Problem

Spectral-Doppler velocity depends on the beam-to-vessel angle $\theta$ through $f_d = 2 f_0 v \cos\theta / c$, and angle correction is set by hand. Patil & Anand (EMBC 2019) learn $\theta$ directly from a single grayscale B-mode carotid image — no color Doppler, no segmentation. This project rebuilds that pipeline from scratch, replicates it cleanly, explains why it works, and pushes the estimator as far as it will go.

Approach

  • One typed, test-first library (Keras 3 / JAX, pixi), with the model written once and the backend chosen per machine.
  • Orientation-preserving grid pooling instead of global average pooling (global pooling is partly rotation-invariant — wrong for an orientation target).

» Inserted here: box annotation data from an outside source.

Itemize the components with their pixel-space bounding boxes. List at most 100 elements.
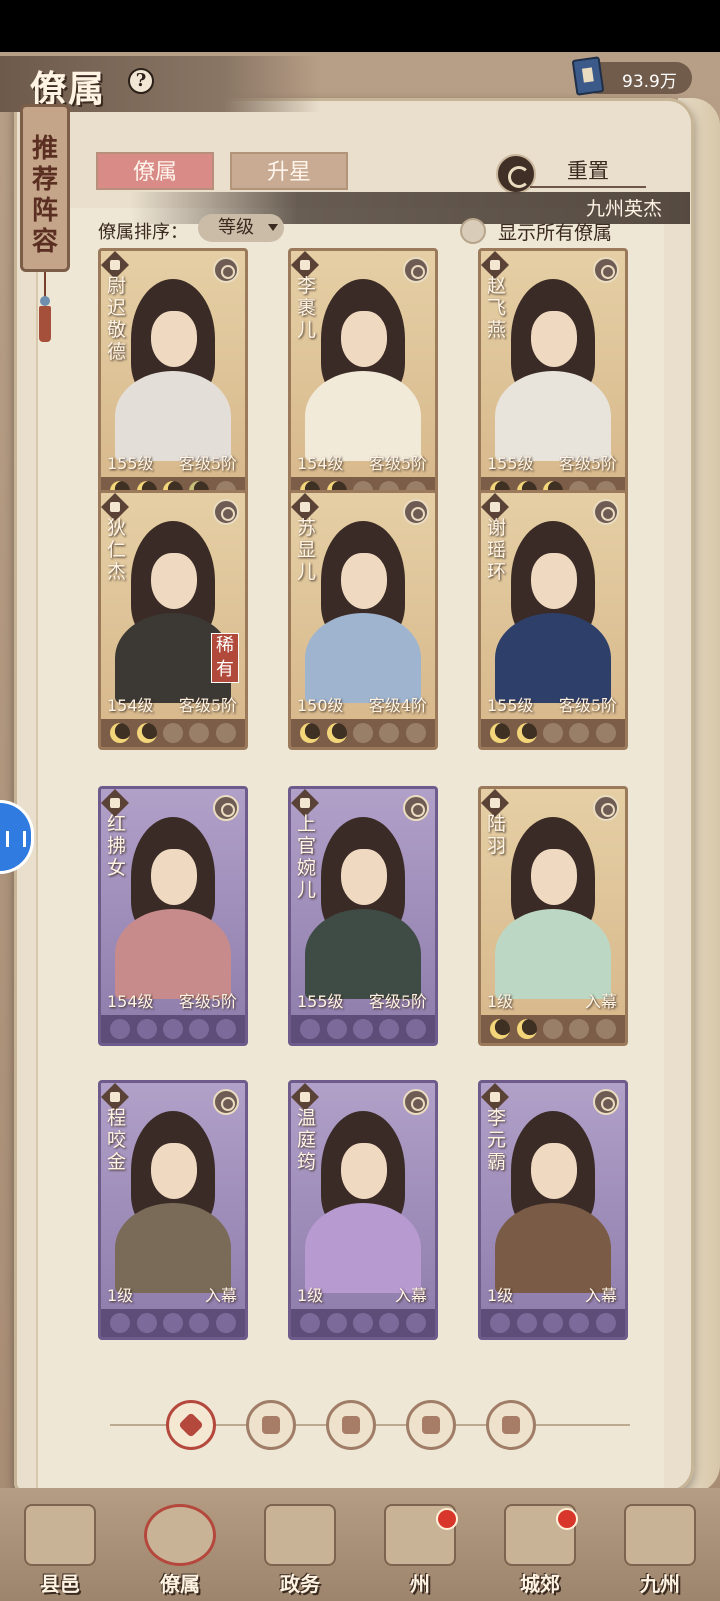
moon-icon: [300, 1313, 321, 1333]
retainer-card[interactable]: 上官婉儿 155级 客级5阶: [288, 786, 438, 1046]
retainer-level: 1级: [487, 992, 514, 1011]
skill-icon: [593, 499, 619, 525]
retainer-card[interactable]: 赵飞燕 155级 客级5阶: [478, 248, 628, 508]
skill-icon: [213, 795, 239, 821]
retainer-level: 154级: [107, 992, 154, 1011]
filter-pen-icon[interactable]: [326, 1400, 376, 1450]
retainer-rank: 客级5阶: [558, 454, 617, 473]
tab-star-up[interactable]: 升星: [230, 152, 348, 190]
retainer-level: 155级: [487, 696, 534, 715]
retainer-rank: 入幕: [394, 1286, 427, 1305]
retainer-card[interactable]: 红拂女 154级 客级5阶: [98, 786, 248, 1046]
star-moons: [291, 1309, 435, 1337]
moon-icon: [162, 1313, 183, 1333]
moon-icon: [326, 1313, 347, 1333]
skill-icon: [213, 257, 239, 283]
moon-icon: [352, 723, 373, 743]
retainer-rank: 客级5阶: [558, 696, 617, 715]
moon-icon: [110, 1019, 131, 1039]
nav-item[interactable]: 僚属: [130, 1496, 230, 1596]
nav-label: 州: [410, 1572, 430, 1596]
moon-icon: [595, 1019, 616, 1039]
moon-icon: [189, 1313, 210, 1333]
moon-icon: [542, 1313, 563, 1333]
help-icon[interactable]: ?: [128, 68, 154, 94]
retainer-rank: 入幕: [204, 1286, 237, 1305]
skill-icon: [403, 1089, 429, 1115]
retainer-name: 尉迟敬德: [107, 275, 127, 363]
retainer-card[interactable]: 李元霸 1级 入幕: [478, 1080, 628, 1340]
retainer-name: 红拂女: [107, 813, 127, 879]
currency-value: 93.9万: [622, 72, 677, 92]
retainer-level: 1级: [297, 1286, 324, 1305]
retainer-card[interactable]: 尉迟敬德 155级 客级5阶: [98, 248, 248, 508]
nav-label: 政务: [280, 1572, 320, 1596]
moon-icon: [490, 1019, 511, 1039]
moon-icon: [136, 1313, 157, 1333]
retainer-rank: 客级5阶: [178, 454, 237, 473]
moon-icon: [300, 723, 321, 743]
moon-icon: [326, 1019, 347, 1039]
retainer-name: 程咬金: [107, 1107, 127, 1173]
skill-icon: [403, 499, 429, 525]
retainer-name: 李元霸: [487, 1107, 507, 1173]
nav-label: 九州: [640, 1572, 680, 1596]
filter-all-icon[interactable]: [166, 1400, 216, 1450]
filter-ship-icon[interactable]: [486, 1400, 536, 1450]
moon-icon: [136, 723, 157, 743]
retainer-name: 狄仁杰: [107, 517, 127, 583]
nav-item[interactable]: 九州: [610, 1496, 710, 1596]
retainer-name: 赵飞燕: [487, 275, 507, 341]
retainer-card[interactable]: 陆羽 1级 入幕: [478, 786, 628, 1046]
moon-icon: [516, 723, 537, 743]
moon-icon: [215, 1019, 236, 1039]
skill-icon: [213, 499, 239, 525]
notification-dot: [556, 1508, 578, 1530]
status-bar: [0, 0, 720, 52]
moon-icon: [162, 723, 183, 743]
tassel-decoration: [38, 272, 52, 342]
retainer-card[interactable]: 苏显儿 150级 客级4阶: [288, 490, 438, 750]
retainer-card[interactable]: 程咬金 1级 入幕: [98, 1080, 248, 1340]
filter-bell-icon[interactable]: [246, 1400, 296, 1450]
skill-icon: [593, 1089, 619, 1115]
nav-item[interactable]: 政务: [250, 1496, 350, 1596]
moon-icon: [352, 1313, 373, 1333]
moon-icon: [215, 723, 236, 743]
sort-label: 僚属排序：: [98, 222, 188, 243]
moon-icon: [516, 1019, 537, 1039]
nav-icon: [264, 1504, 336, 1566]
nav-icon: [144, 1504, 216, 1566]
retainer-card[interactable]: 温庭筠 1级 入幕: [288, 1080, 438, 1340]
retainer-rank: 客级5阶: [178, 696, 237, 715]
retainer-card[interactable]: 谢瑶环 155级 客级5阶: [478, 490, 628, 750]
moon-icon: [405, 1019, 426, 1039]
nav-item[interactable]: 县邑: [10, 1496, 110, 1596]
moon-icon: [516, 1313, 537, 1333]
retainer-level: 154级: [107, 696, 154, 715]
retainer-name: 陆羽: [487, 813, 507, 857]
tab-retainers[interactable]: 僚属: [96, 152, 214, 190]
skill-icon: [403, 795, 429, 821]
retainer-name: 温庭筠: [297, 1107, 317, 1173]
skill-icon: [213, 1089, 239, 1115]
retainer-level: 155级: [487, 454, 534, 473]
show-all-checkbox[interactable]: [460, 218, 486, 244]
moon-icon: [215, 1313, 236, 1333]
skill-icon: [593, 795, 619, 821]
moon-icon: [189, 723, 210, 743]
moon-icon: [326, 723, 347, 743]
retainer-card[interactable]: 狄仁杰 稀有 154级 客级5阶: [98, 490, 248, 750]
retainer-rank: 客级5阶: [368, 454, 427, 473]
retainer-level: 155级: [297, 992, 344, 1011]
star-moons: [481, 1309, 625, 1337]
moon-icon: [490, 1313, 511, 1333]
heroes-banner-text[interactable]: 九州英杰: [586, 194, 662, 221]
moon-icon: [379, 1019, 400, 1039]
star-moons: [101, 1309, 245, 1337]
moon-icon: [110, 1313, 131, 1333]
retainer-card[interactable]: 李裹儿 154级 客级5阶: [288, 248, 438, 508]
moon-icon: [300, 1019, 321, 1039]
reset-button[interactable]: 重置: [530, 154, 646, 188]
filter-fan-icon[interactable]: [406, 1400, 456, 1450]
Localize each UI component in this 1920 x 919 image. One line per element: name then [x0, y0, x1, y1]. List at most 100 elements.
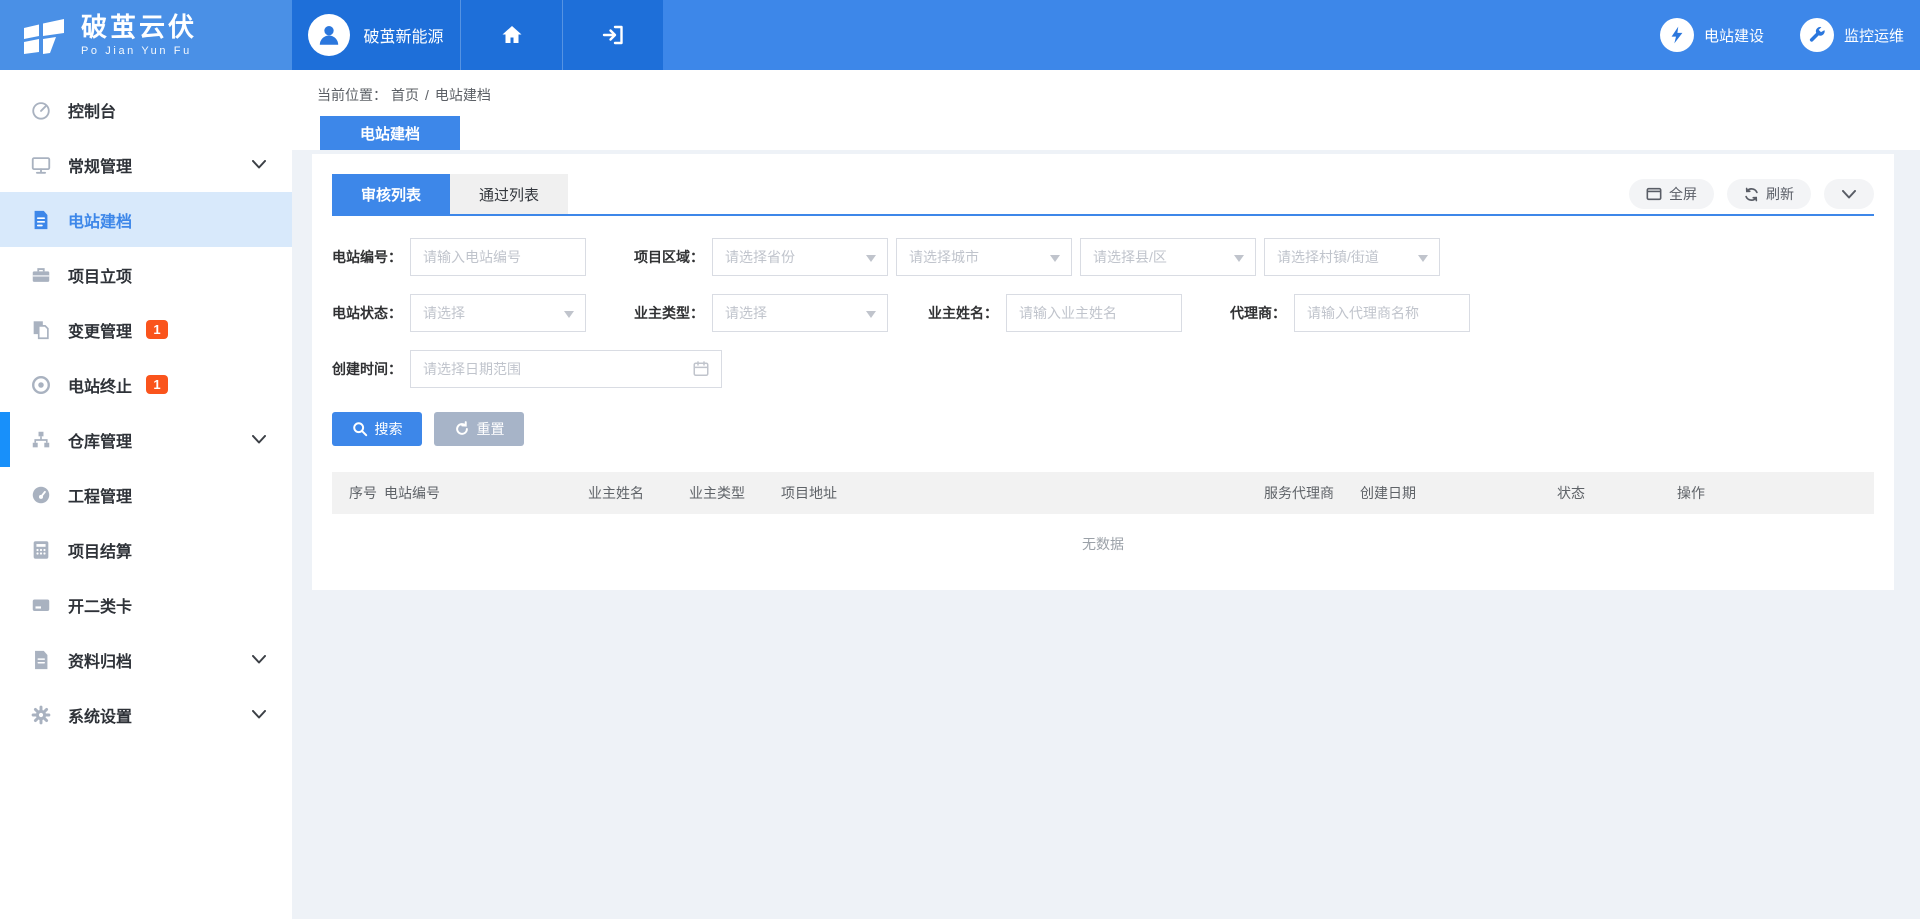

This is the load-bearing design choice that makes a frozen backbone reproduce the paper.
  • Two sampling protocols behind a config flag: image-level sampling (the paper’s standard augmented-corpus protocol) and patient-level sampling (cross-subject, holding out whole volunteers) — two complementary lenses, each reported and each tuned to its own best.
  • Optuna TPE hyperparameter search against cached frozen features (each trial a shallow head fit; one extraction per backbone serves both protocols), then a stacked ensemble of the tuned backbones.
  • Clinical-grade, post-hoc evaluation, all Keras-free: split-conformal intervals, Bland–Altman, calibration curves, patient-level nested CV, test-time augmentation, a classical structure-tensor prior + fusion, and Grad-CAM.
  • Every figure is regenerated from results/ by script; the whole thing is reproducible with pixi run all.

Headline results

  • Replication: a frozen DenseNet201 + grid pooling reproduces Table I at 5.84% MAPE (3.77° MAE) — the fix was the pooling, not the backbone (it lifts the frozen model from ~14% to 5.84%).
  • Best estimator, image-level sampling: an Optuna-tuned 5-model ensemble reaches 2.79% MAPE / 1.96° MAE ($R^2$ 0.995) — better than the paper’s best single model.
  • Best estimator, patient-level sampling: the tuned ensemble reaches 8.53% MAPE / 5.93° MAE ($R^2$ 0.952) on the stricter cross-subject regime.
  • Architecture bake-off: frozen DenseNet201 beats ConvNeXt and EfficientNetV2 — newer is not better for small-data frozen transfer.
  • Clinical-grade: split-conformal 90% intervals of ±20.5° at 95% coverage; Bland–Altman +4.3° bias vs the single reference reading (method-vs-reference, not inter-observer — honestly flagged); test-time augmentation cuts per-image MAE 7.8° → 4.7°.
  • Honest about the ceiling: end-to-end fine-tuning and modern self-supervised encoders (DINOv2, USFM) are deferred to a CUDA box — documented, not hidden.